Рѣчь Лукомскаго, несмотря на ея краткость и спокойную дикцію, даже быть-можетъ благодаря именно этой краткости и спокойной дикціи, произвела на судей и на публику сильное впечатлѣніе. И глаза всей публики были устремлены на Кречетова, и глаза всѣхъ судей смотрѣли на него, и ясно замѣтна была во взглядѣ всѣхъ грусть, досадливое сожалѣніе, тоскливое пренебреженіе, тогда какъ въ тѣхъ же глазахъ ясно свѣтилось снисхожденіе, извиненіе, прощеніе, когда они смотрѣли на Ахнева. Но Кречетовъ не видѣлъ этихъ взглядовъ, онъ не слышалъ рѣчи Лукомскаго, — онъ все такъ же сидѣлъ, устремивъ глаза на письмо Катерины Дмитріевны, и мысли его были далеко, далеко отъ суда.

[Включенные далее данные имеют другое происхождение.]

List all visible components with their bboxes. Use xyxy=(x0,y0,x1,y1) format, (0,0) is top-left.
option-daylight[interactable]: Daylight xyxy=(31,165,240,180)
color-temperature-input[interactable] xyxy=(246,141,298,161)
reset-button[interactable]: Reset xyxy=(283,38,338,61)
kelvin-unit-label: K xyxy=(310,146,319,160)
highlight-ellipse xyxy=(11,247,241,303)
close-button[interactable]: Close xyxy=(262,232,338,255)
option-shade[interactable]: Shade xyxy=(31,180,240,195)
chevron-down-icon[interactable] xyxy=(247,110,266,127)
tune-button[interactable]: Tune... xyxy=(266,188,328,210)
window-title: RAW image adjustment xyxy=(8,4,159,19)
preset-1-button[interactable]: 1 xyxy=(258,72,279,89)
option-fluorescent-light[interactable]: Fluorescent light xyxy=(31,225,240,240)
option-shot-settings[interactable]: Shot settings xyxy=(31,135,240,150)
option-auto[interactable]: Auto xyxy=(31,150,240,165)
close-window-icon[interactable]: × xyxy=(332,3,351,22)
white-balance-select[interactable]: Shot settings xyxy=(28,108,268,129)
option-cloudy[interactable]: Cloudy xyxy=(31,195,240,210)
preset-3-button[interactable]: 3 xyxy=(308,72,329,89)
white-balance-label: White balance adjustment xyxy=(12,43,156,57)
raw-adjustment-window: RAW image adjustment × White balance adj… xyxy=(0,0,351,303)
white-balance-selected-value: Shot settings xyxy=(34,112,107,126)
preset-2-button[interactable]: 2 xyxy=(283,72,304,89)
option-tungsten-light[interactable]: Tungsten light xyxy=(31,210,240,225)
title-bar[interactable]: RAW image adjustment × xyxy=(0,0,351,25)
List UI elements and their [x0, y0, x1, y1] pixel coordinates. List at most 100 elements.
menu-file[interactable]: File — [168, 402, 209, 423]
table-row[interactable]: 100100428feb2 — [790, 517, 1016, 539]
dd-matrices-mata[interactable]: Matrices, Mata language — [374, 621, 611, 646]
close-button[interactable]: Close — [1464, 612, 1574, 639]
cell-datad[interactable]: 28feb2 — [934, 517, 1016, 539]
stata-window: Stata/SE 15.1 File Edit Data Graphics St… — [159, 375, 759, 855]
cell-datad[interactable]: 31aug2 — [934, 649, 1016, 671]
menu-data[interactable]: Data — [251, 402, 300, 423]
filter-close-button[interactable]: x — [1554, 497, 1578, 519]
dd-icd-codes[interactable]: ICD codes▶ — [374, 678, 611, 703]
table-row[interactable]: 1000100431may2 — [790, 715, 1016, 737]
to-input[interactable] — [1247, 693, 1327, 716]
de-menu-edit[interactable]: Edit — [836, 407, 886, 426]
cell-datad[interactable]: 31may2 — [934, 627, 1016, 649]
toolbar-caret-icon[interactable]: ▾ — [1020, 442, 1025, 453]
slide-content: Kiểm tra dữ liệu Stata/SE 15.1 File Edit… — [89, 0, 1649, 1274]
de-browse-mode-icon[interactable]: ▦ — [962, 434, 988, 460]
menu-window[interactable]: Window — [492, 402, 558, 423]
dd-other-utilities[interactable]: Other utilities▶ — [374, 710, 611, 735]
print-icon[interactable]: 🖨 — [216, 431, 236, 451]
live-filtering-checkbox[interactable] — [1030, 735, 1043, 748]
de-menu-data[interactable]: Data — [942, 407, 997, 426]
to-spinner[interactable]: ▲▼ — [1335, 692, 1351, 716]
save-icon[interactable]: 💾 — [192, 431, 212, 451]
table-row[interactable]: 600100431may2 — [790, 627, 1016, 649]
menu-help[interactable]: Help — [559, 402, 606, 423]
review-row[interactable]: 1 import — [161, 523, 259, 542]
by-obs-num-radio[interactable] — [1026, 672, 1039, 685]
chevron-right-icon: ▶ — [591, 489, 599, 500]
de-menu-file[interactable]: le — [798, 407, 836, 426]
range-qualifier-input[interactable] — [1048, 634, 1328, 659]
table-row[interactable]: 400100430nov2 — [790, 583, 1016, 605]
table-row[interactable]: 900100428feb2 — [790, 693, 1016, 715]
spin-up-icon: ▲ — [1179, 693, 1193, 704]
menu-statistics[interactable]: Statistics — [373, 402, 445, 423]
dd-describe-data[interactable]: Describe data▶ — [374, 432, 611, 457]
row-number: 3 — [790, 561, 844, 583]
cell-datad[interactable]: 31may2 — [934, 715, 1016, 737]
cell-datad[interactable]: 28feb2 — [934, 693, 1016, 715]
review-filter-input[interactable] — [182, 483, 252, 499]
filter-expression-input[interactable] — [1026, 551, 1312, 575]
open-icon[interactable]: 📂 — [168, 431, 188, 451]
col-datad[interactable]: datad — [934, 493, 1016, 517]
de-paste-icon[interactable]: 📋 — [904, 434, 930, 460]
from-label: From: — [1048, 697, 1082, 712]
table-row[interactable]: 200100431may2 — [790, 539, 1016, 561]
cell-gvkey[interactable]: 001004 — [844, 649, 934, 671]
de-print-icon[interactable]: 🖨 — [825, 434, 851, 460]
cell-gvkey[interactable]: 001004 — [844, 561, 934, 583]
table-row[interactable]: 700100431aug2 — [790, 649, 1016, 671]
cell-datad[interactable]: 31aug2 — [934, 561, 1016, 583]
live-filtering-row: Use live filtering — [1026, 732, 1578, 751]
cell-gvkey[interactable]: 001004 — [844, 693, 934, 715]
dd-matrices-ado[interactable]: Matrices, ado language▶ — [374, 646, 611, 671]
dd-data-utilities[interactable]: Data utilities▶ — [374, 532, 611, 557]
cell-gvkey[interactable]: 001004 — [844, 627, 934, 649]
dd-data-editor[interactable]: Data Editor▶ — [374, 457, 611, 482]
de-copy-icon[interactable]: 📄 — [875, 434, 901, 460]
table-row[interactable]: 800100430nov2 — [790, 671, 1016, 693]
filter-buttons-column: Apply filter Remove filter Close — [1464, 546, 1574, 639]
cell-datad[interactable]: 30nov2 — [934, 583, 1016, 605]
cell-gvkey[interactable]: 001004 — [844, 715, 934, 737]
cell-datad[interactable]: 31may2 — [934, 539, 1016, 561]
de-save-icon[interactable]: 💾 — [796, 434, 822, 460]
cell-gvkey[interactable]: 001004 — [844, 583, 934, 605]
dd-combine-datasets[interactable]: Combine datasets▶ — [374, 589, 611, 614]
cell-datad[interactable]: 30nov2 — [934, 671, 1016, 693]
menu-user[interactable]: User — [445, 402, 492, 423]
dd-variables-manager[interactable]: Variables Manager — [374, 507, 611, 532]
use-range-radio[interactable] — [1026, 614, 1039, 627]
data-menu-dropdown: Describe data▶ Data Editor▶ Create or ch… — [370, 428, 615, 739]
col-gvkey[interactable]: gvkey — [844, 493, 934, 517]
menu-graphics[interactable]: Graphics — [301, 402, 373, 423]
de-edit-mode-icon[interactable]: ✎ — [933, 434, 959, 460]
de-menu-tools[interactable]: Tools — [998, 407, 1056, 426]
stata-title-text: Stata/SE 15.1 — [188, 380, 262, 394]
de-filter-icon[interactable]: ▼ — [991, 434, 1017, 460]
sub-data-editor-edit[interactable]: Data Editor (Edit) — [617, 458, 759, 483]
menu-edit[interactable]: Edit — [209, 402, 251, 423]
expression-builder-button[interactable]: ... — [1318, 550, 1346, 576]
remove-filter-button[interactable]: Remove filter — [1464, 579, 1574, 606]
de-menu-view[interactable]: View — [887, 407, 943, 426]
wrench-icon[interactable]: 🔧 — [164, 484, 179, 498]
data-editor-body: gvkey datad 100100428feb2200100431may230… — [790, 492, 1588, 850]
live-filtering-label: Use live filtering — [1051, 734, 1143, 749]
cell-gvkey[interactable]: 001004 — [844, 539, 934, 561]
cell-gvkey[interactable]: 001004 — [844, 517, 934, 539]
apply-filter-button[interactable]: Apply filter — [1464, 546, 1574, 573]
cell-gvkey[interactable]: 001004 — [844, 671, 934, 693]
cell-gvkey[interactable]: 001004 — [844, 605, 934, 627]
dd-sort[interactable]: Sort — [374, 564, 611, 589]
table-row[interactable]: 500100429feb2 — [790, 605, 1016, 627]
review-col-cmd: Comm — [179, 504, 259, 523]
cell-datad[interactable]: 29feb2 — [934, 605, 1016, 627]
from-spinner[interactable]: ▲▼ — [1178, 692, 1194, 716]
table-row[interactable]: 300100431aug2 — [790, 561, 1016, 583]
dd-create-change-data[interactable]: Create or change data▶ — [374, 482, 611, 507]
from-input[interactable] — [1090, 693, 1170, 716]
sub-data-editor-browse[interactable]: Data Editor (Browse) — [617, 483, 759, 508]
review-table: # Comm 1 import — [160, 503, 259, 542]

„Я былъ добръ, любящъ, желалъ дѣлать добро людямъ, а какую пользу мнѣ и людямъ принесло все это? — думалъ онъ тогда. — Изъ-за чего почти каждый изъ насъ попадаетъ въ омутъ сплетенъ, скандаловъ и гибнетъ отъ нихъ безъ пользы для себя и для другихъ?… Но развѣ нѣтъ силъ у человѣчества разоблачить всю фальшь пошлости и уничтожить ее въ конецъ?… Къ чему вызывать на свѣтъ все человѣчество, когда дѣло касается твоей только собственной шкуры?… Къ чему быть метафизикомъ? Къ чему доискиваться до корня и начала всѣхъ причинъ?… Смотри кругомъ, слушай, что тутъ творится, и мсти прежде всего этому, воюй съ этимъ!.. Да, да! Я прежде всего обнаружу вотъ эту ложь, накажу вотъ этихъ лгуновъ, а потомъ… А потомъ? Что же потомъ?… «Ступай въ народъ! За честь отчизны, за убѣжденье, за любовь ступай и гибни! Умрешь не даромъ!» — сурово говорилъ мнѣ какъ-то Могутовъ изъ Некрасова… А вѣдь я — тоже сынъ народа, изуродованный помѣщичьей затѣей… Да и кто изъ насъ — дворянъ — не сынъ народа? Всѣ мы вышли изъ народа, и тѣмъ же путемъ, какъ и я. Я самъ, чтобы быть русскимъ дворяниномъ, долженъ былъ въ юности исковеркать себя въ конецъ, а у другихъ это дѣлалъ отецъ, дѣдъ или прадѣдъ надъ самимъ собою, а дѣти унаслѣдовали отъ предковъ искалѣченность. Пусть явится исторія дворянскихъ русскихъ родовъ — и навѣрно окажется, что каждый родъ произошелъ отъ мужика, и почти тѣмъ же путемъ, какъ и я… Ну, и прекрасно! Сперва справлюсь вотъ съ этой сволочью, а потомъ, рука объ руку съ Могутовымъ, пойду воевать «за честь отчизны, за убѣжденье, за любовь!»